If `U_92^236` nucleus emits one `alpha`-particle, the remaining nucleus will have

To solve the problem of what the remaining nucleus will be after a uranium-236 nucleus emits one alpha particle, we can follow these steps: ### Step-by-Step Solution: 1. **Identify the Initial Nucleus**: The initial nucleus is uranium-236, denoted as \( _{92}^{236}U \). 2. **Understand Alpha Particle Emission**: An alpha particle is essentially a helium nucleus, which has a mass number of 4 and an atomic number of 2. When an alpha particle is emitted, the remaining nucleus will lose both mass and atomic numbers. 3. **Apply Conservation of Mass Number**: The mass number before emission must equal the mass number after emission. \[ A_{initial} = A_{final} + A_{alpha} \] Here, \( A_{initial} = 236 \) and \( A_{alpha} = 4 \). Therefore: \[ 236 = A_{final} + 4 \] Solving for \( A_{final} \): \[ A_{final} = 236 - 4 = 232 \] 4. **Apply Conservation of Atomic Number**: Similarly, the atomic number must also be conserved: \[ Z_{initial} = Z_{final} + Z_{alpha} \] Here, \( Z_{initial} = 92 \) and \( Z_{alpha} = 2 \).
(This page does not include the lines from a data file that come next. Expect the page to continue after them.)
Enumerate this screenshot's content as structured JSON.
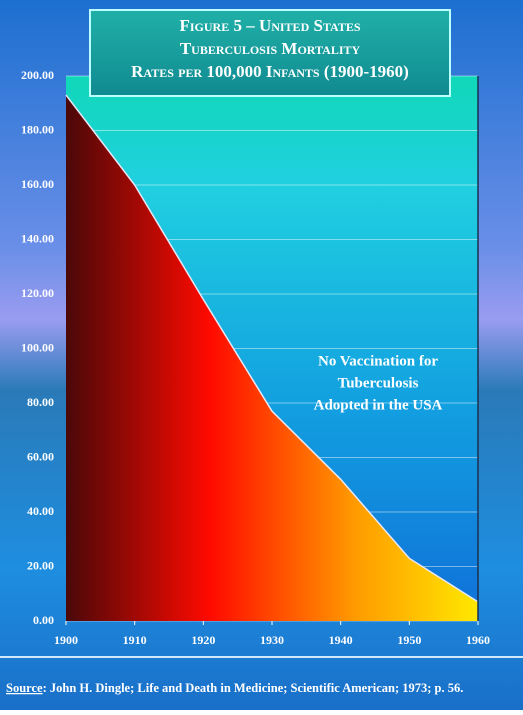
{
  "chart_data": {
    "type": "area",
    "title": [
      "Figure 5 – United States",
      "Tuberculosis Mortality",
      "Rates per 100,000 Infants  (1900-1960)"
    ],
    "annotation": [
      "No Vaccination for",
      "Tuberculosis",
      "Adopted in the USA"
    ],
    "source": {
      "label": "Source",
      "text": ": John H. Dingle;  Life and Death in Medicine; Scientific American; 1973; p. 56."
    },
    "x": [
      1900,
      1910,
      1920,
      1930,
      1940,
      1950,
      1960
    ],
    "values": [
      193,
      160,
      118,
      77,
      52,
      23,
      7
    ],
    "xlim": [
      1900,
      1960
    ],
    "xticks": [
      1900,
      1910,
      1920,
      1930,
      1940,
      1950,
      1960
    ],
    "ylim": [
      0,
      200
    ],
    "yticks": [
      {
        "value": 0,
        "label": "0.00"
      },
      {
        "value": 20,
        "label": "20.00"
      },
      {
        "value": 40,
        "label": "40.00"
      },
      {
        "value": 60,
        "label": "60.00"
      },
      {
        "value": 80,
        "label": "80.00"
      },
      {
        "value": 100,
        "label": "100.00"
      },
      {
        "value": 120,
        "label": "120.00"
      },
      {
        "value": 140,
        "label": "140.00"
      },
      {
        "value": 160,
        "label": "160.00"
      },
      {
        "value": 180,
        "label": "180.00"
      },
      {
        "value": 200,
        "label": "200.00"
      }
    ],
    "grid": true
  }
}
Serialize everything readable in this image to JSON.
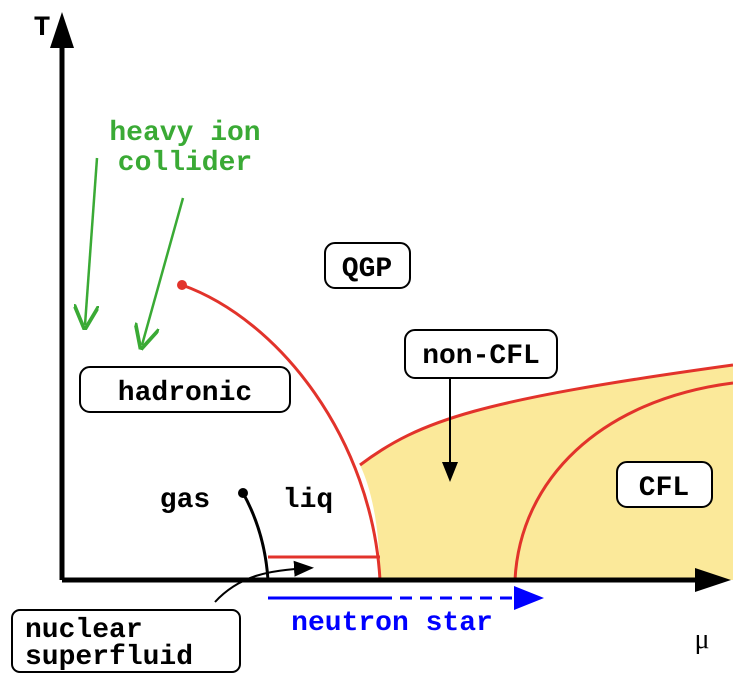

Therefore: \[ 92 = Z_{final} + 2 \] Solving for \( Z_{final} \): \[ Z_{final} = 92 - 2 = 90 \] 5. **Determine the Remaining Nucleus**: After the emission of one alpha particle, the remaining nucleus is \( _{90}^{232}X \), where \( X \) represents the new element. 6. **Calculate Number of Protons and Neutrons**: - The number of protons is equal to the atomic number, which is 90. - The number of neutrons can be calculated using the formula: \[ N = A - Z \] Where \( N \) is the number of neutrons, \( A \) is the mass number, and \( Z \) is the atomic number. \[ N = 232 - 90 = 142 \] ### Final Result: The remaining nucleus after the emission of one alpha particle from uranium-236 is \( _{90}^{232}X \), which has 90 protons and 142 neutrons.